ソケットは、「本物のダッシュボード、ドキュメント、製品ウェブサイトが存在しないことは、トレーディングツールとしては異例であり、悪意のある拡張機能が使用する使い捨てインフラと一致する」と指摘する。バックエンドのホスト名自体がスペルミス(crypto-coplilot)であることも、正規の製品では考えにくい。
同拡張機能はHelius RPC APIキーをハードコードしており、トランザクションシミュレーション、ブロックハッシュ取得、アカウント照会を実行している。また、DexScreener APIを利用して価格情報や流動性データを取得し、正規のDEXフロントエンドのような外観を作り出している。これらの外部サービス自体は悪意のあるものではないが、拡張機能の中核にある不正な送金指示を隠蔽する役割を果たしている。
ユーザーへの影響と対策
ソケットのオンチェーン分析によると、攻撃者のウォレットには現時点で少額の入金しか確認されておらず、配布規模が小さいことを示している。しかし、この仕組みは取引規模と頻度に応じて直接的にスケールするため、大口トレーダーや高頻度取引を行うユーザーは大きな損失を被る可能性がある。
例えば、5 SOLの取引を100回実行した場合、合計で0.25 SOL(SOL価格200ドルとして約50ドル)が徴収される。100 SOLの大口取引では1回あたり0.05 SOLが徴収されることになる。

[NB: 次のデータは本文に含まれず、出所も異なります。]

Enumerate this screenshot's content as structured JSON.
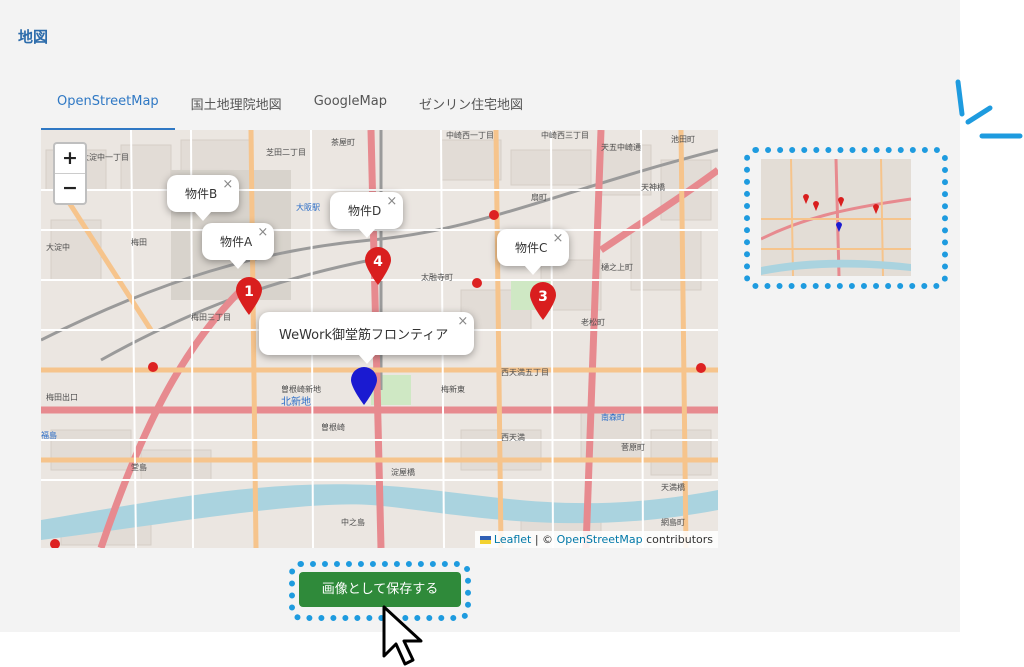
{
  "section": {
    "title": "地図"
  },
  "tabs": [
    {
      "label": "OpenStreetMap",
      "active": true
    },
    {
      "label": "国土地理院地図",
      "active": false
    },
    {
      "label": "GoogleMap",
      "active": false
    },
    {
      "label": "ゼンリン住宅地図",
      "active": false
    }
  ],
  "map": {
    "zoom_in": "+",
    "zoom_out": "−",
    "popups": {
      "b": "物件B",
      "a": "物件A",
      "d": "物件D",
      "c": "物件C",
      "office": "WeWork御堂筋フロンティア"
    },
    "close_glyph": "×",
    "markers": {
      "m1": "1",
      "m3": "3",
      "m4": "4"
    },
    "labels": [
      "大淀中一丁目",
      "芝田二丁目",
      "茶屋町",
      "中崎西一丁目",
      "中崎西三丁目",
      "池田町",
      "天神橋",
      "大淀中",
      "梅田",
      "太融寺町",
      "扇町",
      "西天満",
      "老松町",
      "梅田三丁目",
      "曽根崎新地",
      "北新地",
      "堂島",
      "福島",
      "中之島",
      "天満橋",
      "梅田出口",
      "西天満五丁目",
      "南森町",
      "大阪駅",
      "天五中崎通",
      "樋之上町",
      "菅原町",
      "曽根崎",
      "梅新東",
      "淀屋橋",
      "網島町"
    ],
    "attribution": {
      "leaflet": "Leaflet",
      "sep": "| ©",
      "osm": "OpenStreetMap",
      "contributors": "contributors"
    }
  },
  "actions": {
    "save_image": "画像として保存する"
  },
  "colors": {
    "accent": "#2f78c4",
    "save_button": "#2f8a3a",
    "highlight": "#1e9bdf",
    "marker_red": "#d91e1e",
    "marker_blue": "#1a1ad1"
  }
}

ソケットは、ユーザーに対して以下の対策を推奨している。トランザクション署名前に各指示を詳細に確認すること、予期しない「SystemProgram.transfer」指示に注意すること、クローズドソースのトレーディング拡張機能を避けること、クリプト・コパイロットをインストールした場合は資産を新しいウォレットに移行し、すべての接続済みサイトを取り消すこと、クローム・ウェブ・ストアの検索結果ではなく、検証済みの公式ページからのみウォレット拡張機能をインストールすることだ。